CIA Whistleblower Claims Agency “Tricked Congress” in the JFK Investigation

Some stories from America’s past refuse to die — and honestly, the JFK assassination cover-up might be the biggest one of them all. Every few years, some new piece of information slips out, and suddenly the whole thing feels fresh, suspicious, and… oddly unfinished. And now Axios has dropped a new twist that’s raising eyebrows everywhere: a CIA whistleblower claims the agency bragged about misleading Congress during the 1970s investigation into the killing of President John F. Kennedy.

A Whistleblower Walks Out of the Shadows

Thomas Pearcy, a former CIA–State Department historian turned whistleblower, told Axios that he stumbled on a classified inspector general report back in 2009 — totally by accident — while working in a secure CIA reading room. Just imagine rummaging through dusty archives and suddenly thinking, “Wait… what is THIS?”

According to Pearcy, this document described how CIA officials “routinely covered up” information about the assassination. Not hinted. Not suggested. Straight-up covered up.
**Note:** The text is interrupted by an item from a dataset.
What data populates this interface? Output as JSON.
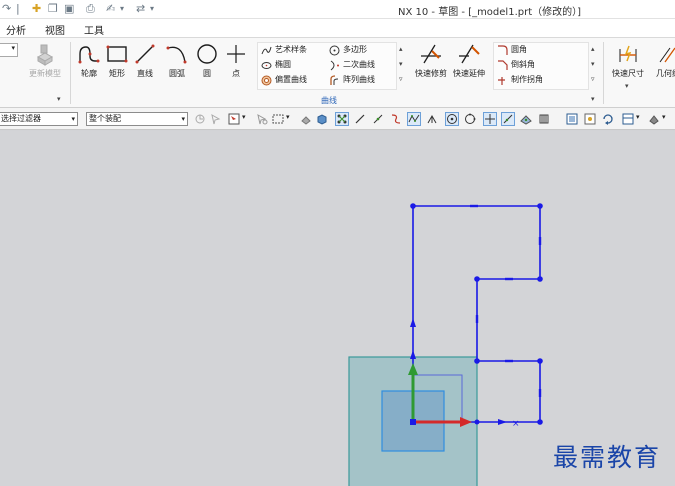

And at the center of it all was Lee Harvey Oswald, the accused shooter whose story has never quite settled comfortably with the public.
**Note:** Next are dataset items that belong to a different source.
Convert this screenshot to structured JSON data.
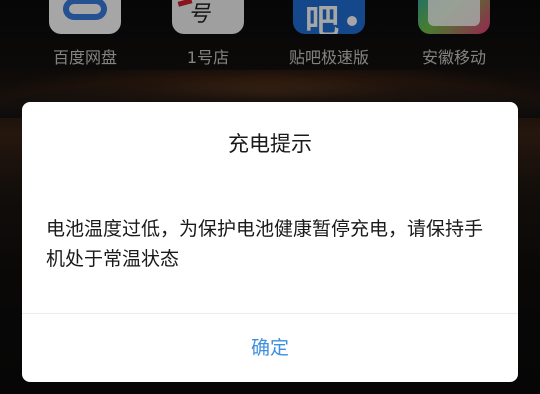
{
  "home_screen": {
    "apps": [
      {
        "label": "百度网盘",
        "icon": "baidu-netdisk-icon"
      },
      {
        "label": "1号店",
        "icon": "yhd-icon"
      },
      {
        "label": "贴吧极速版",
        "icon": "tieba-lite-icon"
      },
      {
        "label": "安徽移动",
        "icon": "anhui-mobile-icon"
      }
    ]
  },
  "dialog": {
    "title": "充电提示",
    "message": "电池温度过低，为保护电池健康暂停充电，请保持手机处于常温状态",
    "confirm_label": "确定"
  },
  "colors": {
    "dialog_background": "#ffffff",
    "confirm_text": "#3d8fe0",
    "text_primary": "#1a1a1a",
    "app_label": "#c9c9c9"
  }
}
But here’s where it gets strange…

A CIA Officer Allegedly “Boasted” About Misleading Investigators

Inside that inspector general file, Pearcy says there was a memo from 1978. And this memo was almost surreal. In it, a CIA officer bragged — literally bragged — that he and two colleagues gave House Select Committee on Assassinations chief counsel Robert Blakey sanitized Mexico City files connected to Oswald.

Sanitized. Edited. Cleaned up. Whatever word you choose, the meaning is the same.

Keep in mind, this was the same congressional investigation that concluded JFK was probably killed as part of a conspiracy — even though they couldn’t pin down who else might have been involved. If the committee was working with incomplete or modified evidence… well, no wonder nothing ever added up.

Oswald in Mexico City: The Episode That Never Quit

Oswald allegedly traveled to Mexico City in September 1963, bouncing between the Cuban Consulate and the Soviet Embassy trying to secure travel visas. And of course, both places were under heavy CIA surveillance. Phones tapped. Doors watched. Cameras rolling.

Yet the CIA has repeatedly insisted no photos or film of Oswald were ever taken.

Pearcy says he saw references to photos, cameras, and something labeled “Oswald in Mexico.” Think about that — references inside CIA files to materials the agency swears do not exist. If true, it’s a pretty bold contradiction.

Researchers Push for Answers — Again

With the 62nd anniversary of Kennedy’s death approaching, researchers are pressing harder than ever for the release of this mysterious report. A CIA spokesperson told Axios the agency would try to locate it — which is a very polite way of saying, “We’ll see what we can find.”

In the background of all this is the fact that when Donald Trump entered the White House, he signed an order for full disclosure of remaining JFK files. Yet many documents still remain classified or heavily redacted.

But nobody talks about this part:
Every time one batch of files gets released, another mystery seems to surface. It’s like pulling a thread that never stops unraveling.

And now, with a whistleblower alleging CIA deception during Congress’s own investigation, that thread feels even more tangled than before.